Herrick-Stare said it appears the court was concerned about the free flow of information in employment reference situations which, because they do not involve a regular sale, are not covered by the FCRA. He also noted the panel did not comment on the “regular sale” aspect of carrier submissions into DAC’s database. (Motor carriers contribute driver information to the DAC database and receive credit toward the driver history reports that they purchase.)


And what’s so important about holding DAC to the FCRA standards?


“If we had been successful, then drivers would know the reports are being transmitted to the database because they would have to give their permission,” Herrick-Stare told The Trucker. “Then they’d have a right to dispute the statement if it’s not ‘accurate’ and so forth.”


The second point of OOIDA’s rehearing request is that the court of appeals has weakened the duty of reporting agencies to prepare accurate reports.

OOIDA argued that the trial court should not have allowed USIS to admit testimony that carriers typically follow-up on a driver’s DAC record with phone calls to previous employers. In essence, the court allowed evidence of a history of post-report communications among strangers to excuse pre-report behavior by the consumer reporting agency, Herrick-Stare said. Or even more simply, because of that decision, USIS isn’t held responsible for inaccuracies in its DAC reports.


The appeals panel upheld the trial court’s ruling.


In its petition, OOIDA argues the case is of “exceptional importance” and should be reheard.


“The rights of hundreds of thousands of drivers to compete fairly for jobs in the trucking industry are stake,” the petition states. “The precedent created by this decision also has implications that go far beyond the trucking industry.”


Indeed, Herrick-Stare said “friends of the court” briefs could be filed by other parties with an interest in the scope of consumer report exceptions. Such additional interest could aid OOIDA’s request for a rehearing, but the requests are rarely granted, according to Herrick-Stare.


“What the court didn’t seem to appreciate is that there’s an awful lot of hiring folk who use DAC reports as a screening device,” the attorney said — the upshot being that drivers often aren’t given the benefit of the doubt when it comes to ambiguous or even outright erroneous employment histories. An application with a questionable DAC report could well go into the trash can without the follow-up call being made, Herrick-Stare suggested.


Of particular concern are the “ambiguous” items on the Termination Record Form (TRF) that may not mean the same thing to the carrier who fills out the report and the carrier who receives it.


“The ones that sent us around the bend were the definitions of ‘cargo loss’ and ‘equipment loss,’ which have no causal mechanism associated with them, so you can’t tell if it was the driver’s fault of not,” Herrick-Stare said, also noting the vagueness of “company policy violation.” “And ‘other’ is just mind boggling — how can it refer to anything but the relations between drivers and third parties?


“That’s why we thought, quite frankly, we were in a really strong position.”


Herrick-Stare pointed out that OOIDA understands the need for driver employment history reports, and said that the association has been wrongly accused of trying to squelch anything that reflects poorly on drivers.


“We are in favor of accuracy and we are in favor of precision.
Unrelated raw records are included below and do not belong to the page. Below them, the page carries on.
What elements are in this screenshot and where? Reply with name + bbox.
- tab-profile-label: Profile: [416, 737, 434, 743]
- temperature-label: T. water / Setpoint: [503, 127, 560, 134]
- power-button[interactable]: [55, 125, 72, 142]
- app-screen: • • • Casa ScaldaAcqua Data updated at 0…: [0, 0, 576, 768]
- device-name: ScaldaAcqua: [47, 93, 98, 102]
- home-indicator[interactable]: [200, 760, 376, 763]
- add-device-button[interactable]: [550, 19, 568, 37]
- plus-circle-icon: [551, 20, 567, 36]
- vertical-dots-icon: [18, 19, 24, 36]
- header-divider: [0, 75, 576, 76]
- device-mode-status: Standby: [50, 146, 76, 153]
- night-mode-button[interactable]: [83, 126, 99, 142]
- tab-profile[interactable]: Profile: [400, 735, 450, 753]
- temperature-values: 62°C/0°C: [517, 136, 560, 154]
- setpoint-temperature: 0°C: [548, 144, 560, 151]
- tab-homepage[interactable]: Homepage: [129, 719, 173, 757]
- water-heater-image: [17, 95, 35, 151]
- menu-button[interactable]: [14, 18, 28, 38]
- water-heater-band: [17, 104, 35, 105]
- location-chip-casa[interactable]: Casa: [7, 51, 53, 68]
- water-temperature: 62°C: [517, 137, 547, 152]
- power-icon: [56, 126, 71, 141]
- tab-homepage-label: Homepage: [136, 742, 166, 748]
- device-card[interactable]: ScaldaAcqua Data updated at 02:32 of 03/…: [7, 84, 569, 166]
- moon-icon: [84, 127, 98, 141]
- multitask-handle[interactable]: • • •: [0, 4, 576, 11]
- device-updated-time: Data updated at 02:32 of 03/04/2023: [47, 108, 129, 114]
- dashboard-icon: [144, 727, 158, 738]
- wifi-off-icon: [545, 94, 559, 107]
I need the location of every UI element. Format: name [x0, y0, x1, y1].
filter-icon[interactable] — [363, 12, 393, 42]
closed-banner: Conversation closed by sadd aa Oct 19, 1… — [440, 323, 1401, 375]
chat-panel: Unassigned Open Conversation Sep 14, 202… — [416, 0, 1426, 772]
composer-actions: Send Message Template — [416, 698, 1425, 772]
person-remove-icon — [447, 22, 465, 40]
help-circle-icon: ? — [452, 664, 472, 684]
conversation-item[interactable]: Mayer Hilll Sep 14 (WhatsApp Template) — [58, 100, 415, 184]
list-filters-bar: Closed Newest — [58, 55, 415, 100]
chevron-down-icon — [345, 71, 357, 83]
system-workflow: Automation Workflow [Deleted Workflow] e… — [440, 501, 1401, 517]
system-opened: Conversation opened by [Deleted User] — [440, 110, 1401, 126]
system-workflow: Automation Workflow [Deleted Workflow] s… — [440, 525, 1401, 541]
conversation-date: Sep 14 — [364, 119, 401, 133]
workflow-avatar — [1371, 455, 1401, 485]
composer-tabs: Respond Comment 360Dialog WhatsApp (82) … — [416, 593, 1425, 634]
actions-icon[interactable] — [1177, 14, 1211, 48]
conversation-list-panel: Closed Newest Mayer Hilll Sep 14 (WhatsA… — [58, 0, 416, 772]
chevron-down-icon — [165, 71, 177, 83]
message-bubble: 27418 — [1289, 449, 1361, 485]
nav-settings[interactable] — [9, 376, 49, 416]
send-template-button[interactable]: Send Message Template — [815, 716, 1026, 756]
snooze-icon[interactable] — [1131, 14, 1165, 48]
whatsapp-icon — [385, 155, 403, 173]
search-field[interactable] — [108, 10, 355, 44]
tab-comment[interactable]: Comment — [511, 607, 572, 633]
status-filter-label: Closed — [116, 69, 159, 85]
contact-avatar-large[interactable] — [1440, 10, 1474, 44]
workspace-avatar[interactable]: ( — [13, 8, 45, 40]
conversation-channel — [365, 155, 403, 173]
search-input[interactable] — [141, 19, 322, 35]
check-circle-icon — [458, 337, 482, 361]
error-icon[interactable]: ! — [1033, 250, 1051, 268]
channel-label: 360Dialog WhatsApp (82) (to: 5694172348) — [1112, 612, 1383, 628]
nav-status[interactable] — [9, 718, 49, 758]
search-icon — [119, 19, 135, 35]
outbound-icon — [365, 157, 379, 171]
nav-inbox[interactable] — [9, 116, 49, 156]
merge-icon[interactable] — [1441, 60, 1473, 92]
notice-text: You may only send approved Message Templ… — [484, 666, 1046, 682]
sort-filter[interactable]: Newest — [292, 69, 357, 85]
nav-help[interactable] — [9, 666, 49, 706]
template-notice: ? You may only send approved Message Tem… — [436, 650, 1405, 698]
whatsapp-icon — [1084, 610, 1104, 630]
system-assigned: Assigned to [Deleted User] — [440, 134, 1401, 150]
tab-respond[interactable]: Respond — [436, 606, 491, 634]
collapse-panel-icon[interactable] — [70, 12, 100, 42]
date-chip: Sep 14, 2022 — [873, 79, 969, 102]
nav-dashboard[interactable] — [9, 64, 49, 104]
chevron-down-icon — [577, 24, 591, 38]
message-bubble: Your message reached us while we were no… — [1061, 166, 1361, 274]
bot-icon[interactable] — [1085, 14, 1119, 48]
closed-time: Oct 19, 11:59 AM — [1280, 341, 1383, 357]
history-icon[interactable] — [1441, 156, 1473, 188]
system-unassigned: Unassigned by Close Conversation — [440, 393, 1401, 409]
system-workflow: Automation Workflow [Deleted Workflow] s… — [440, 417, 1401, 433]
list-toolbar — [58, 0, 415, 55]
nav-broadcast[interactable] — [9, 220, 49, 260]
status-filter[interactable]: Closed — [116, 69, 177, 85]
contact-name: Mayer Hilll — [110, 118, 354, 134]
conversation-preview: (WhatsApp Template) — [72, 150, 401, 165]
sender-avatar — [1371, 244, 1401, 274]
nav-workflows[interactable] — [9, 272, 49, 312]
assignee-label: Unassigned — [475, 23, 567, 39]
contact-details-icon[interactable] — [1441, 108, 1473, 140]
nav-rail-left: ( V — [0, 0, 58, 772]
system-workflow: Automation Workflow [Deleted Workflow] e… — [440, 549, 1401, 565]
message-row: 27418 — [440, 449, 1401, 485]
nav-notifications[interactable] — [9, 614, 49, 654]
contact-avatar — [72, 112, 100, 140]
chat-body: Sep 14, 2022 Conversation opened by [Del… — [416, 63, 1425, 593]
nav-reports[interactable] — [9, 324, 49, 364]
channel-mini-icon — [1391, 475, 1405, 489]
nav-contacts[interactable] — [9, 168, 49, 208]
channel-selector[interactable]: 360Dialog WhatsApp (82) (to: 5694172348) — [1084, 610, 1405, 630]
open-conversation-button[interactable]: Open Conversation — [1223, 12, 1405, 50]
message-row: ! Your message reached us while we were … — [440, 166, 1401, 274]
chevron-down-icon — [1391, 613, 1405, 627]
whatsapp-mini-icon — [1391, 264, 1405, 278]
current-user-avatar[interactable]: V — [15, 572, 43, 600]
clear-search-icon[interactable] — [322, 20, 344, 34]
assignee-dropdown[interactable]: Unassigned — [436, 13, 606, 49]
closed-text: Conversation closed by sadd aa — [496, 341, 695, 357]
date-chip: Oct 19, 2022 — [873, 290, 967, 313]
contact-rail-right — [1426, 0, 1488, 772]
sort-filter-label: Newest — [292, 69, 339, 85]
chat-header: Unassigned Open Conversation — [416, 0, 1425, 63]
We are in favor of truth telling. We are opposed to ambiguity which is used as a mechanism to blackball drivers,” Herrick-Stare said. “The system as it is now constructed abets that — it doesn’t do it, but it allows it to happen.”


The association isn’t asking that the DAC reports be thrown away completely, he added.


“The vast majority of the TRF is useful information and it’s useful to everybody,” Herrick-Stare said, citing items such as what equipment a driver operated, where he drove and what he hauled. “We have no criticism of that.”